Makale özeti ve diğer detaylar.
1990'ların başından itibaren doğrudan Alevi kimliği üzerinden örgütlenmeye başlayan Alevilerin eşit yurttaşlık talepleri karşısında siyasal irade, Aleviliğin siyaseten makul bir biçimde yeniden inşasını talep etmektedir. Bu anlamda devletin bir "Alevilik sorunu" bulunduğu açıktır. Öte yandan modernleşme deneyiminin Aleviliğin kurumlarında yarattığı aşınma ve işlev kaybı, Alevilik ile Aleviler arasında bir mesafe yaratmış ve Aleviliği özellikle genç kuşaklar açısından dışarıdan öğrenilen bir deneyime dönüştürmüştür. Söz konusu mesafe, Alevileri de geleneklerini yeniden keşfetmeye ve inşa etmeye zorlamaktadır. Bu zorunluluğun devletin Alevilik sorunuyla konjonktürel olarak çakışması, Aleviliğin devlet eliyle inşa edilmesi tehlikesini beraberinde getirmektedir. Elinizdeki çalışma, Aleviler açısından bu tehlikeyi bertaraf etmenin yolunun, Aleviliğin tarih ve evren tasarımını doğru okumak ve siyasal talepleri bu tasarımın diline tercüme etmekten geçtiğini iddia etmektedir. Çalışma, Aleviliğin söz konusu tasarımını şekillendiren zaman ve kutsallık kavrayışı üzerine odaklanmakta ve bu kavrayışla devletin ve aşkın dinlerin tarih ve evren tasarımı arasındaki karşıtlığı vurgulamayı hedeflemektedir.
Nowadays, political government confronts the equal citizenship rights demands raised by Alevis which organized through Alevi identity in the last two decades by demanding a 'reasonable' political reconstruction of Alevilik. In this sense, there is an evident "Alevi question" for Turkish government. On the other hand, the erosion and loss of function caused by modernization process, enlarged the gap between Alevilik and Alevis, and reduced Alevilik to an external experience especially for young generations.
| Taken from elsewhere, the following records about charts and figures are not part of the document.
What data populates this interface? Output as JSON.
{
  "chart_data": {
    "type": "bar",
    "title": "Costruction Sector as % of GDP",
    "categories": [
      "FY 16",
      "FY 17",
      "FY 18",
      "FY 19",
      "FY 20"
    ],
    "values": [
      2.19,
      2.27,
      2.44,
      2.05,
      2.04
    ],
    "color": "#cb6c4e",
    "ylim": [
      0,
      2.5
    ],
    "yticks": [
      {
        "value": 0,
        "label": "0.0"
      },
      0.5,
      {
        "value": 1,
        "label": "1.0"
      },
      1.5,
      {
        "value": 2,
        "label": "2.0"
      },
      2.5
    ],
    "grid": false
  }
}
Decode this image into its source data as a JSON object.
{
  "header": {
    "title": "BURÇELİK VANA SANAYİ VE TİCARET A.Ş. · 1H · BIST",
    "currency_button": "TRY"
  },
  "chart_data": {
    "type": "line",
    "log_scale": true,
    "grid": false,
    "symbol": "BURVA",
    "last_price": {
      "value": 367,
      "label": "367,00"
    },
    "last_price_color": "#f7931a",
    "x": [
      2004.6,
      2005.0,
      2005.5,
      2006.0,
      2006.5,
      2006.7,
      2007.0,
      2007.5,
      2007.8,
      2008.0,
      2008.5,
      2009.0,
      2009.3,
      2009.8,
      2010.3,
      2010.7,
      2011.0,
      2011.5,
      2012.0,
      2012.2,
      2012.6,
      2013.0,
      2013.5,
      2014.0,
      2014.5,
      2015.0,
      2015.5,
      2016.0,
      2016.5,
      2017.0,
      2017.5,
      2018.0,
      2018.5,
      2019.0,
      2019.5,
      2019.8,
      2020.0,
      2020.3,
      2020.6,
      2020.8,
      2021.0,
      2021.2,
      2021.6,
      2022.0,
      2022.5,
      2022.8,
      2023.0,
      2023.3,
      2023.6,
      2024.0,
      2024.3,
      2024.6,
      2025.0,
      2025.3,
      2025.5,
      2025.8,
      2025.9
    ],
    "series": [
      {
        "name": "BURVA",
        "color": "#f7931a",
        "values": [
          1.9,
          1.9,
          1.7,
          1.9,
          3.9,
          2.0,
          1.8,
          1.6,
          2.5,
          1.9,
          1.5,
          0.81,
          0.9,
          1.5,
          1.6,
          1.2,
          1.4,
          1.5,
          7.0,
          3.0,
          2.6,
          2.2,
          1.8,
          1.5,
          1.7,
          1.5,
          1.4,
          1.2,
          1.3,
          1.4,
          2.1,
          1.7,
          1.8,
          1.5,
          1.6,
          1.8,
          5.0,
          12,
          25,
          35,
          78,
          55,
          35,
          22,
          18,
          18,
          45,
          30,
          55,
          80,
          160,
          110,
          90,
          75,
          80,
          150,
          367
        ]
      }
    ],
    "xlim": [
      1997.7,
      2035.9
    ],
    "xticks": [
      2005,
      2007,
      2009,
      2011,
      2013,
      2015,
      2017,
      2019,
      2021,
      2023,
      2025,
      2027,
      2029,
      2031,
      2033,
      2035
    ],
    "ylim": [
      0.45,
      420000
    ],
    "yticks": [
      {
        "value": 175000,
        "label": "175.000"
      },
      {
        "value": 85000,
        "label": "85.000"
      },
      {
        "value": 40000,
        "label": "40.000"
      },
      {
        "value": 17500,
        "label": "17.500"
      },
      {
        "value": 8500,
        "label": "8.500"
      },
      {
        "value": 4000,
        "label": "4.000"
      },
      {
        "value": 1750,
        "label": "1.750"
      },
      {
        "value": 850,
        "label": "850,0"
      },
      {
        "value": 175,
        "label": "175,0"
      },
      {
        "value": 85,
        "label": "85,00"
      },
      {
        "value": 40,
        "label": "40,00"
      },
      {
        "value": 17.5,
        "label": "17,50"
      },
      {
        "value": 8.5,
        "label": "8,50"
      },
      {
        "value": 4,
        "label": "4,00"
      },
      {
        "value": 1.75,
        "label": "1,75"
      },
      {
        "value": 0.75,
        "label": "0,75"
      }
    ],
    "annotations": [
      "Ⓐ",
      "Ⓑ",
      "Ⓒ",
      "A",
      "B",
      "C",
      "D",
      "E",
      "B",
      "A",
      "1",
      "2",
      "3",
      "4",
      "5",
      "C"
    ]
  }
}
The gap in question forces Alevis to reinvent and rebuild their traditions. The conjunctural overlap between this enforcement and Alevi question of government brings with it the risk of a reconstruction of Alevilik in accordance with government policies. This paper argues that the elimination of this risk is possible only through a correct understanding of the conception of history and universe in Alevilik, and by translating political demands to the language of this conception. The focus of this article will be on explaining the understanding of time and sacredness which shape the conception in question, and highlighting the opposition between this conception of history and universe on one side, and the conception adopted by state and transcendental religions on the other.